Delta Air Lines Inc. and Northwest Airlines Corp., after filing bankruptcy Wednesday, said they still back legislation that would let them meet their pension obligations rather than terminate the retirement plans.
The two airlines have been lobbying Congress since April for legislation that would exempt them from large pension payments due in the next few years and instead give them as long as 25 years to pay obligations to employees. That bill hasn't been passed by Congress.
In bankruptcy court, the carriers have another option, which is to seek termination of the plans and have a government agency pay a portion of the promised benefits to the carriers' employees.
Delta, the third-largest carrier, said in a prepared statement "there can be no guarantees" about the future of its pension plans, even though it is still pursuing the legislation. Northwest, the fourth-largest U.S. carrier, said in a statement it "will continue to seek favorable pension legislation."
The airlines are looking for ways to delay costs that have grown because of declines in the value of pension investments and falling interest rates on their interest-bearing accounts. Airline pensions had a negative balance of $21.1 billion last year, compared with a positive balance of $3 billion in 2000, according to an April study by Charles River Associates Inc. of Boston.
Rep. Tom Price, R-Georgia said he believes Delta's first choice still is to meet its obligations rather than terminate the plans, as UAL Corp.'s United Airlines and US Airways Group Inc. won bankruptcy court approval to do.
"The legislation ought to move forward," Price said in an interview.
Sen. Johnny Isakson, R-Georgia, said in a statement he will continue to press for the legislation "so that the interests of the airline employees and the interests of the American taxpayers are protected."
The Pension Benefit Guaranty Corp., an agency set up by the government to insure employees' fixed-benefit pension plans, would be responsible for paying Delta and Northwest employees a portion of their pension checks should the carriers' terminate the plans in bankruptcy court.

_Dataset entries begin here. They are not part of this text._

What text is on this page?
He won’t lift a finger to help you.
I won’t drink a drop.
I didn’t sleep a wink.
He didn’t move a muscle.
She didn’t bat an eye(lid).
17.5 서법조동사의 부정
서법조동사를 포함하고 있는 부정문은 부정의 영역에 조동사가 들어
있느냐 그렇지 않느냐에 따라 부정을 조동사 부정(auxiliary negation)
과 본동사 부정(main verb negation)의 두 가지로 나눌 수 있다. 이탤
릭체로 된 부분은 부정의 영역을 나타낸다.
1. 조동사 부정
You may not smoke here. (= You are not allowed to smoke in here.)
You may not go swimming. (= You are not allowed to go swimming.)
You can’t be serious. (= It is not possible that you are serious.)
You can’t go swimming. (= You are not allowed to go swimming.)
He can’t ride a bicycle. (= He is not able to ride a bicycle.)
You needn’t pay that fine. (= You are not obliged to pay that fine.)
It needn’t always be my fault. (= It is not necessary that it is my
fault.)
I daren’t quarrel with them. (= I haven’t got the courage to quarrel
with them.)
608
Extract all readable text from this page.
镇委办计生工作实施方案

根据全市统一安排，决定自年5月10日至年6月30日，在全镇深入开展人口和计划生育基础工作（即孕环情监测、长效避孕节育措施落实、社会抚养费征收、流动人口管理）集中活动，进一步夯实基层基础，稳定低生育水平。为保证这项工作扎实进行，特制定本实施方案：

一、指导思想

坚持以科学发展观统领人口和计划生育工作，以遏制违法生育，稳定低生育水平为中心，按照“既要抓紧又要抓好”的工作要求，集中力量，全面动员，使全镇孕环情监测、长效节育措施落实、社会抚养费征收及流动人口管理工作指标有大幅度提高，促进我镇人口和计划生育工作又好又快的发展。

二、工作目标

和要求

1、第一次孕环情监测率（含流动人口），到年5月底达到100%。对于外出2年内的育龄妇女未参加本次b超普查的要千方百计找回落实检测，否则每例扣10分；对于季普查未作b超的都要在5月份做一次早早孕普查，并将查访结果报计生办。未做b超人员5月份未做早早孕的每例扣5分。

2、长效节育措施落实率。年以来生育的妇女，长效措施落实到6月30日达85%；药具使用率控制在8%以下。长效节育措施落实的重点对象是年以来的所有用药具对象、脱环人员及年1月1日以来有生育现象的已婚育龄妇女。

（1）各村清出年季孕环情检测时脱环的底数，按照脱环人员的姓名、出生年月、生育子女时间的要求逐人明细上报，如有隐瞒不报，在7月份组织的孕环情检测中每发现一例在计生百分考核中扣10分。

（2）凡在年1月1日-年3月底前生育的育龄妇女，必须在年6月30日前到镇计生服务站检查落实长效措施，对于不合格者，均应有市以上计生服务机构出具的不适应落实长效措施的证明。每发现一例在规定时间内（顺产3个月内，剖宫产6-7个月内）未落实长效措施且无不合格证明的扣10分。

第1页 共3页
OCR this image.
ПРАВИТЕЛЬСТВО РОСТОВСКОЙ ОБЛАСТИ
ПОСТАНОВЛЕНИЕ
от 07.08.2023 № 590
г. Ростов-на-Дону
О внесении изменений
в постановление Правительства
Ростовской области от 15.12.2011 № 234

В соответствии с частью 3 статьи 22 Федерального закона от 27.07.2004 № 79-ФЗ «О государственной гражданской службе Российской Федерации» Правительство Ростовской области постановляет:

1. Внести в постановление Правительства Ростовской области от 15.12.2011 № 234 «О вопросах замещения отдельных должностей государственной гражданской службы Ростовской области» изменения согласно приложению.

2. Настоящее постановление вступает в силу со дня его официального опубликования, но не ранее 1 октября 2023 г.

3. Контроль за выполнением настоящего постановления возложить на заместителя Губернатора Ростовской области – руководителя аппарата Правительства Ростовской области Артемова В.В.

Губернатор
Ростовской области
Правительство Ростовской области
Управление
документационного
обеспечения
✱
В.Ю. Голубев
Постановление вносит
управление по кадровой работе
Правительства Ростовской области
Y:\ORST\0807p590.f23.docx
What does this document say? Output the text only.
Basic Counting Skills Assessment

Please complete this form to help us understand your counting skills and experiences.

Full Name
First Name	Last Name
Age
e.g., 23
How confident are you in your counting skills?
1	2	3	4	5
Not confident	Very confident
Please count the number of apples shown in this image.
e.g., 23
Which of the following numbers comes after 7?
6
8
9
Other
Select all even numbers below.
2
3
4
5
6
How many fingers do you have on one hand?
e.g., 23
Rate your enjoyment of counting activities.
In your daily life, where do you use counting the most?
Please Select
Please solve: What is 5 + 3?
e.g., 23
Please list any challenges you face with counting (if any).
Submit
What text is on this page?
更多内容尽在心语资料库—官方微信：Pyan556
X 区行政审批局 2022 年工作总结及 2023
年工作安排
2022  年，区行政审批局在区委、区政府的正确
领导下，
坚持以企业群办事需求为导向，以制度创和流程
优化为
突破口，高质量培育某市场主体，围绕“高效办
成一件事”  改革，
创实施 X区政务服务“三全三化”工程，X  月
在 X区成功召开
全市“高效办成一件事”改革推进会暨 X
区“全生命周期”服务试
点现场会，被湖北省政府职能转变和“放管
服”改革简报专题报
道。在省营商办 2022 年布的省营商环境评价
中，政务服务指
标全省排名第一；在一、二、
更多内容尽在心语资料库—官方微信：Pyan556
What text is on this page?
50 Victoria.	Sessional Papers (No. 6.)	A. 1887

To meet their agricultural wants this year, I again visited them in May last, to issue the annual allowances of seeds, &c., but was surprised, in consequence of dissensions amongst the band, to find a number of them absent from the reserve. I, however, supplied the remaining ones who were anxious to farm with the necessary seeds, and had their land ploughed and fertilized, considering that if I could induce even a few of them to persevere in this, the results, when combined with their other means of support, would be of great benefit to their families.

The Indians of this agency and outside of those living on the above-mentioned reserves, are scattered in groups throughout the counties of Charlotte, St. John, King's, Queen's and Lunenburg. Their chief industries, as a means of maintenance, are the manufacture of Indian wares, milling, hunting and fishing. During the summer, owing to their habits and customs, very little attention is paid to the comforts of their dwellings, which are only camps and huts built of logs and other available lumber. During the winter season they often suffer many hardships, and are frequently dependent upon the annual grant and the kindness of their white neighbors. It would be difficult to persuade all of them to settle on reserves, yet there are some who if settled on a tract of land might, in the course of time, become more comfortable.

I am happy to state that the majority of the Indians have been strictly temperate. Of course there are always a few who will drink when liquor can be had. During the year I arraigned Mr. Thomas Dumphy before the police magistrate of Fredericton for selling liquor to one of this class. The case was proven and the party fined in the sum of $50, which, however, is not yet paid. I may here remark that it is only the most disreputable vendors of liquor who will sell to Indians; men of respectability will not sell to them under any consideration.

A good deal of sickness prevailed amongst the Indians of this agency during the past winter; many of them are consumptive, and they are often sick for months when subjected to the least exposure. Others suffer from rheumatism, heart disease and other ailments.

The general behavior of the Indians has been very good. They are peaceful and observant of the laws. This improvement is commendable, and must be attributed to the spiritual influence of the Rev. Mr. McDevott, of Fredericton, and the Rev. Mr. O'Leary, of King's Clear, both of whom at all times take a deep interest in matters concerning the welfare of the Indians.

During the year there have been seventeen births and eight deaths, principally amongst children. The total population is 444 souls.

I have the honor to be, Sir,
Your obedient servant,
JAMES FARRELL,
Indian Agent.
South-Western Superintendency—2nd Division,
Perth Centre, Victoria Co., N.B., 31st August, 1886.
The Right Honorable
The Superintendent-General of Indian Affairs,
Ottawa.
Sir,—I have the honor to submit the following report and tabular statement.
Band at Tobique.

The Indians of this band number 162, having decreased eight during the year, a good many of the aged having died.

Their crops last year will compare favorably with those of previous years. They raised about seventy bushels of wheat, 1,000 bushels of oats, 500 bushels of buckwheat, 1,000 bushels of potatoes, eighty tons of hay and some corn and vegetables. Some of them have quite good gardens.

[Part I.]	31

Delta and Northwest will end up terminating the plans in bankruptcy court, in part because it is easier to shed those liabilities than almost any other obligation, said Douglas Elliott, head of the Washington-based Center on Federal Financial Institutions, a non-partisan group that tracks pension issues.
Northwest "insists that it will make every effort to avoid" terminating plans, he said in an e-mail. "I fear that this will prove impossible, but we can all hope."
Delta said in May that it faces $3.6 billion in pension contributions through 2008, including $1.6 billion in 2008. Northwest said Wednesday it is required to contribute $3.3 billion to its defined benefit plans from 2006 through 2008.
Congress in April 2004 passed legislation that lets carriers and steel companies defer so-called catch-up payments required when pension plans become underfunded by a certain amount. That law expires at the end of this year.
The U.S. Senate Finance Committee in July approved pension legislation that gives the carriers 14 years to pay obligations rather than the 25 years Northwest and Delta had been seeking. That legislation is still under consideration in the Senate, and the House is still in the process of drafting its version of the pension bill.